Le second grand avantage de l’argent par rapport aux autres façons d’aider est qu’il peut être dirigé et redirigé avec précision. J’ai déjà évoqué le fait que le bénévolat est parfois moins utile aux ONG que nous le pensons. Mais le problème est plus grave encore: vous aurez beaucoup de mal à devenir bénévole pour une ONG aussi efficace que celles auxquelles vous pouvez donner. GiveWell ne recommande qu’un petit nombre d’organisations considérées comme les plus efficaces [13]. Où que vous soyez dans le monde, vous pouvez agir de manière extrêmement ciblée en faisant un don à l’une d’entre elles. Au contraire, pour trouver une opportunité de volontariat, il faut être au bon endroit, disposer des compétences requises, être disponible sur la bonne plage horaire, etc. Vous risquez ainsi de travailler pour une moins bonne ONG, et même si vous lui apportez un réel service, votre efficacité sera forcément limitée par l’efficacité de l’ONG.

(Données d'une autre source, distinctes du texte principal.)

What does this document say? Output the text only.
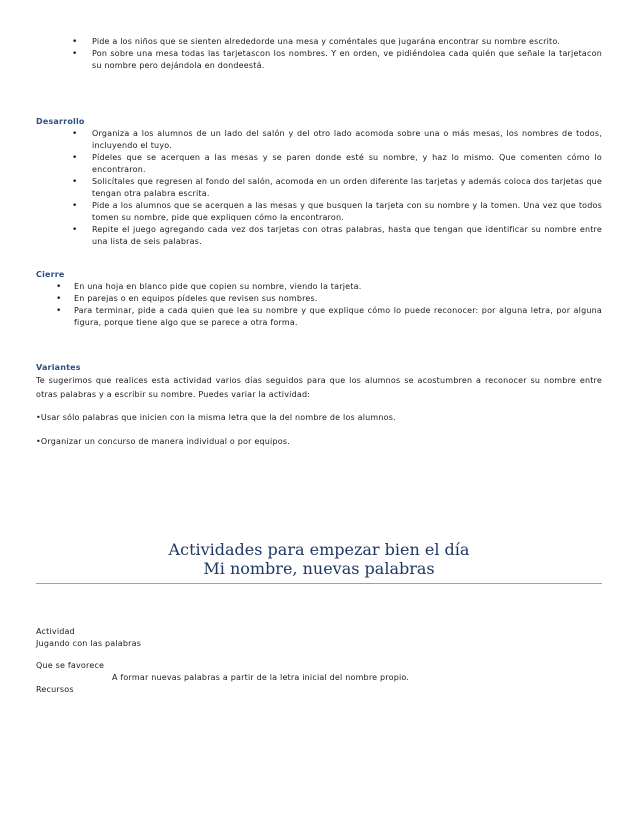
• Pide a los niños que se sienten alrededorde una mesa y coméntales que jugarána encontrar su nombre escrito.
• Pon sobre una mesa todas las tarjetascon los nombres. Y en orden, ve pidiéndolea cada quién que señale la tarjetacon su nombre pero dejándola en dondeestá.
Desarrollo
• Organiza a los alumnos de un lado del salón y del otro lado acomoda sobre una o más mesas, los nombres de todos, incluyendo el tuyo.
• Pídeles que se acerquen a las mesas y se paren donde esté su nombre, y haz lo mismo. Que comenten cómo lo encontraron.
• Solicítales que regresen al fondo del salón, acomoda en un orden diferente las tarjetas y además coloca dos tarjetas que tengan otra palabra escrita.
• Pide a los alumnos que se acerquen a las mesas y que busquen la tarjeta con su nombre y la tomen. Una vez que todos tomen su nombre, pide que expliquen cómo la encontraron.
• Repite el juego agregando cada vez dos tarjetas con otras palabras, hasta que tengan que identificar su nombre entre una lista de seis palabras.
Cierre
• En una hoja en blanco pide que copien su nombre, viendo la tarjeta.
• En parejas o en equipos pídeles que revisen sus nombres.
• Para terminar, pide a cada quien que lea su nombre y que explique cómo lo puede reconocer: por alguna letra, por alguna figura, porque tiene algo que se parece a otra forma.
Variantes
Te sugerimos que realices esta actividad varios días seguidos para que los alumnos se acostumbren a reconocer su nombre entre otras palabras y a escribir su nombre. Puedes variar la actividad:
•Usar sólo palabras que inicien con la misma letra que la del nombre de los alumnos.
•Organizar un concurso de manera individual o por equipos.
Actividades para empezar bien el día
Mi nombre, nuevas palabras
Actividad
Jugando con las palabras
Que se favorece
A formar nuevas palabras a partir de la letra inicial del nombre propio.
Recursos
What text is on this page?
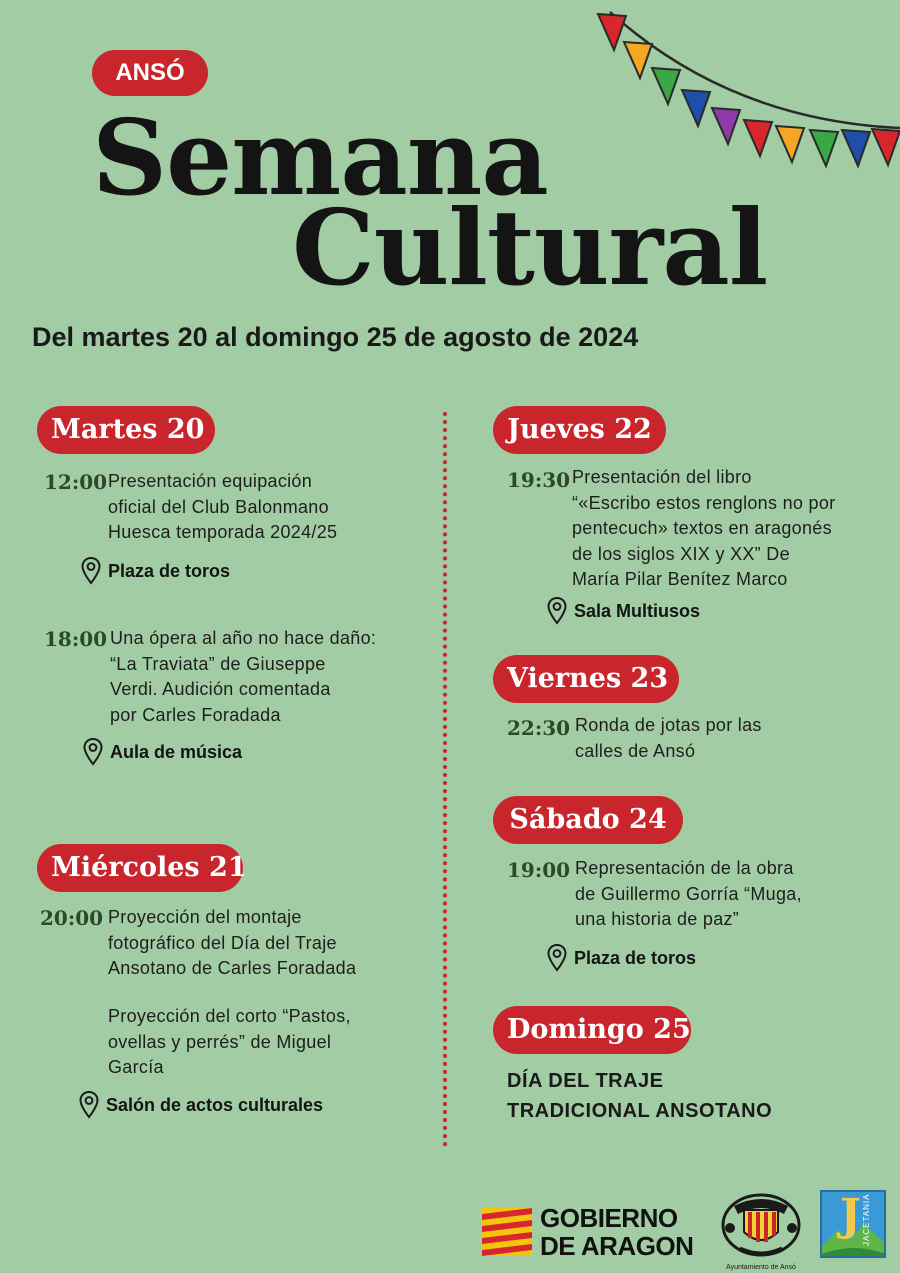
ANSÓ
Semana
Cultural
Del martes 20 al domingo 25 de agosto de 2024
Martes 20
12:00 Presentación equipación
oficial del Club Balonmano
Huesca temporada 2024/25
Plaza de toros
18:00 Una ópera al año no hace daño:
“La Traviata” de Giuseppe
Verdi. Audición comentada
por Carles Foradada
Aula de música
Miércoles 21
20:00 Proyección del montaje
fotográfico del Día del Traje
Ansotano de Carles Foradada
Proyección del corto “Pastos,
ovellas y perrés” de Miguel
García
Salón de actos culturales
Jueves 22
19:30 Presentación del libro
“«Escribo estos renglons no por
pentecuch» textos en aragonés
de los siglos XIX y XX” De
María Pilar Benítez Marco
Sala Multiusos
Viernes 23
22:30 Ronda de jotas por las
calles de Ansó
Sábado 24
19:00 Representación de la obra
de Guillermo Gorría “Muga,
una historia de paz”
Plaza de toros
Domingo 25
DÍA DEL TRAJE
TRADICIONAL ANSOTANO
GOBIERNO
DE ARAGON
Ayuntamiento de Ansó
J JACETANIA
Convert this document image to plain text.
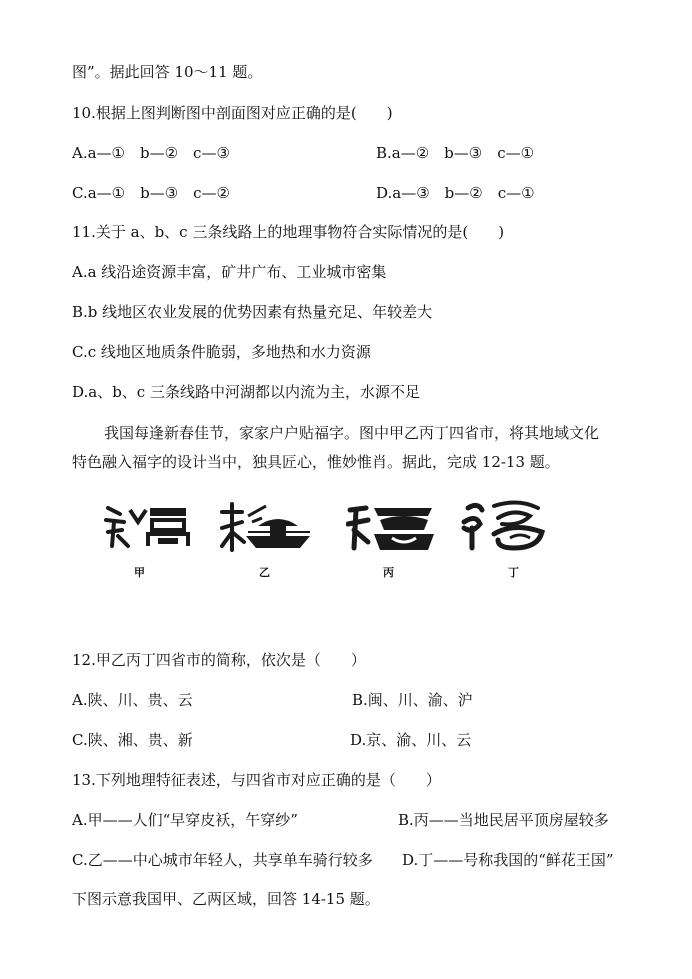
图”。据此回答 10～11 题。
10.根据上图判断图中剖面图对应正确的是(　　)
A.a—①　b—②　c—③	B.a—②　b—③　c—①
C.a—①　b—③　c—②	D.a—③　b—②　c—①
11.关于 a、b、c 三条线路上的地理事物符合实际情况的是(　　)
A.a 线沿途资源丰富，矿井广布、工业城市密集
B.b 线地区农业发展的优势因素有热量充足、年较差大
C.c 线地区地质条件脆弱，多地热和水力资源
D.a、b、c 三条线路中河湖都以内流为主，水源不足
我国每逢新春佳节，家家户户贴福字。图中甲乙丙丁四省市，将其地域文化
特色融入福字的设计当中，独具匠心，惟妙惟肖。据此，完成 12-13 题。
甲	乙	丙	丁
12.甲乙丙丁四省市的简称，依次是（　　）
A.陕、川、贵、云	B.闽、川、渝、沪
C.陕、湘、贵、新	D.京、渝、川、云
13.下列地理特征表述，与四省市对应正确的是（　　）
A.甲——人们“早穿皮袄，午穿纱”	B.丙——当地民居平顶房屋较多
C.乙——中心城市年轻人，共享单车骑行较多 D.丁——号称我国的“鲜花王国”
下图示意我国甲、乙两区域，回答 14-15 题。
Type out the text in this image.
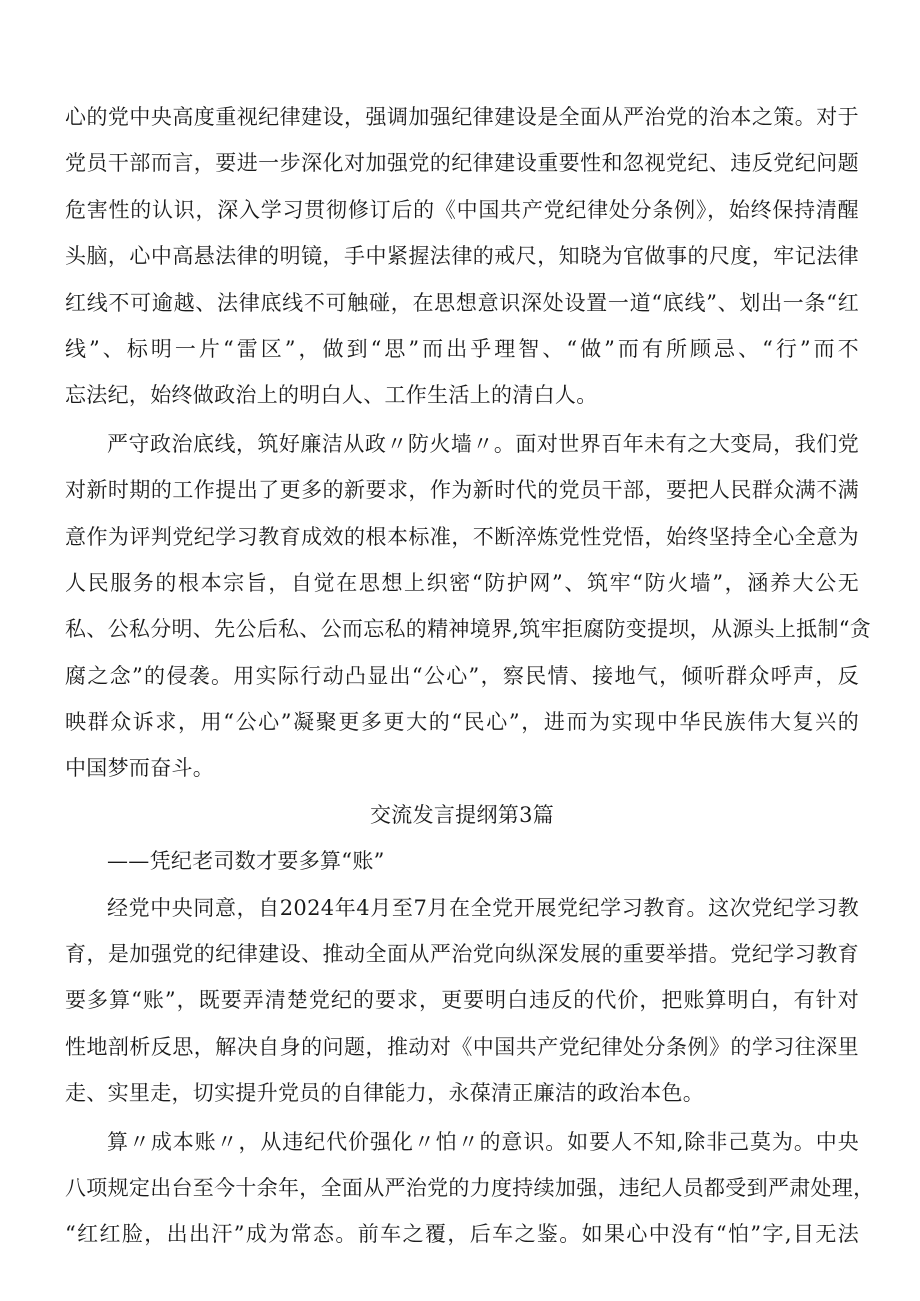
心的党中央高度重视纪律建设，强调加强纪律建设是全面从严治党的治本之策。对于
党员干部而言，要进一步深化对加强党的纪律建设重要性和忽视党纪、违反党纪问题
危害性的认识，深入学习贯彻修订后的《中国共产党纪律处分条例》，始终保持清醒
头脑，心中高悬法律的明镜，手中紧握法律的戒尺，知晓为官做事的尺度，牢记法律
红线不可逾越、法律底线不可触碰，在思想意识深处设置一道“底线”、划出一条“红
线”、标明一片“雷区”，做到“思”而出乎理智、“做”而有所顾忌、“行”而不
忘法纪，始终做政治上的明白人、工作生活上的清白人。
严守政治底线，筑好廉洁从政〃防火墙〃。面对世界百年未有之大变局，我们党
对新时期的工作提出了更多的新要求，作为新时代的党员干部，要把人民群众满不满
意作为评判党纪学习教育成效的根本标准，不断淬炼党性党悟，始终坚持全心全意为
人民服务的根本宗旨，自觉在思想上织密“防护网”、筑牢“防火墙”，涵养大公无
私、公私分明、先公后私、公而忘私的精神境界,筑牢拒腐防变提坝，从源头上抵制“贪
腐之念”的侵袭。用实际行动凸显出“公心”，察民情、接地气，倾听群众呼声，反
映群众诉求，用“公心”凝聚更多更大的“民心”，进而为实现中华民族伟大复兴的
中国梦而奋斗。
交流发言提纲第3篇
——凭纪老司数才要多算“账”
经党中央同意，自2024年4月至7月在全党开展党纪学习教育。这次党纪学习教
育，是加强党的纪律建设、推动全面从严治党向纵深发展的重要举措。党纪学习教育
要多算“账”，既要弄清楚党纪的要求，更要明白违反的代价，把账算明白，有针对
性地剖析反思，解决自身的问题，推动对《中国共产党纪律处分条例》的学习往深里
走、实里走，切实提升党员的自律能力，永葆清正廉洁的政治本色。
算〃成本账〃，从违纪代价强化〃怕〃的意识。如要人不知,除非己莫为。中央
八项规定出台至今十余年，全面从严治党的力度持续加强，违纪人员都受到严肃处理，
“红红脸，出出汗”成为常态。前车之覆，后车之鉴。如果心中没有“怕”字,目无法
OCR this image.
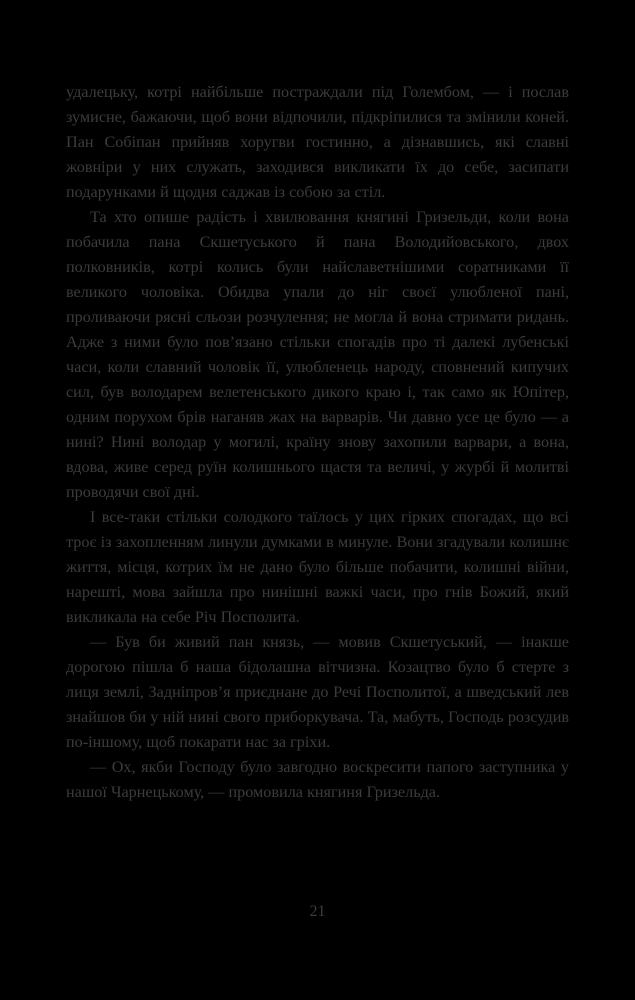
удалецьку, котрі найбільше постраждали під Голембом, — і послав зумисне, бажаючи, щоб вони відпочили, підкріпилися та змінили коней. Пан Собіпан прийняв хоругви гостинно, а дізнавшись, які славні жовніри у них служать, заходився викликати їх до себе, засипати подарунками й щодня саджав із собою за стіл.

Та хто опише радість і хвилювання княгині Гризельди, коли вона побачила пана Скшетуського й пана Володийовського, двох полковників, котрі колись були найславетнішими соратниками її великого чоловіка. Обидва упали до ніг своєї улюбленої пані, проливаючи рясні сльози розчулення; не могла й вона стримати ридань. Адже з ними було пов’язано стільки спогадів про ті далекі лубенські часи, коли славний чоловік її, улюбленець народу, сповнений кипучих сил, був володарем велетенського дикого краю і, так само як Юпітер, одним порухом брів наганяв жах на варварів. Чи давно усе це було — а нині? Нині володар у могилі, країну знову захопили варвари, а вона, вдова, живе серед руїн колишнього щастя та величі, у журбі й молитві проводячи свої дні.

І все-таки стільки солодкого таїлось у цих гірких спогадах, що всі троє із захопленням линули думками в минуле. Вони згадували колишнє життя, місця, котрих їм не дано було більше побачити, колишні війни, нарешті, мова зайшла про нинішні важкі часи, про гнів Божий, який викликала на себе Річ Посполита.

— Був би живий пан князь, — мовив Скшетуський, — інакше дорогою пішла б наша бідолашна вітчизна. Козацтво було б стерте з лиця землі, Задніпров’я приєднане до Речі Посполитої, а шведський лев знайшов би у ній нині свого приборкувача. Та, мабуть, Господь розсудив по-іншому, щоб покарати нас за гріхи.

— Ох, якби Господу було завгодно воскресити папого заступника у нашої Чарнецькому, — промовила княгиня Гризельда.

21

Le même raisonnement s’applique au choix de carrière. En choisissant où donner, votre liberté de choix est totale, alors que votre recherche d’emploi sera forcément limitée par de nombreuses contraintes.

Surtout, le don vous permet de rediriger votre action altruiste chaque année, s’il apparaît de nouveaux éléments de preuve concernant l’efficacité ou non d’une organisation ou d’une cause; ou si vos valeurs changent et vous amènent à favoriser une nouvelle cause. Dans un premier temps, cela veut dire que vous maintenez l’efficacité de vos dons. Par exemple, distribuer des moustiquaires pourrait devenir moins efficace si les besoins les plus pressants sont progressivement remplis par la communauté internationale. Une autre intervention deviendrait alors relativement plus efficace, et vous pourrez facilement pivoter.

Mais surtout, la stratégie du don vous ouvre la possibilité de faire rapidement des changements radicaux dans la cause que vous soutenez. Cela est extrêmement difficile à faire avec sa carrière. Il est en général très coûteux de se réorienter, car il faut redémarrer à zéro sans expérience ni contacts dans un nouveau domaine. Cette capacité à faire le grand saut est un avantage considérable, car comme je l’écrivais ailleurs les plus grandes différences d’efficacité se trouvent entre les causes plutôt qu’entre les interventions au sein d’une cause. Si vous restez à travailler pour une cause 10 fois moins efficace qu’une autre, vous perdez 90% de votre impact potentiel. L’agnosticisme de cause, valeur importante de l’altruisme efficace, est plus difficile à maintenir lorsque l’on a déjà tant investi dans une direction. Nous pouvons le voir à l’aide d’un exemple.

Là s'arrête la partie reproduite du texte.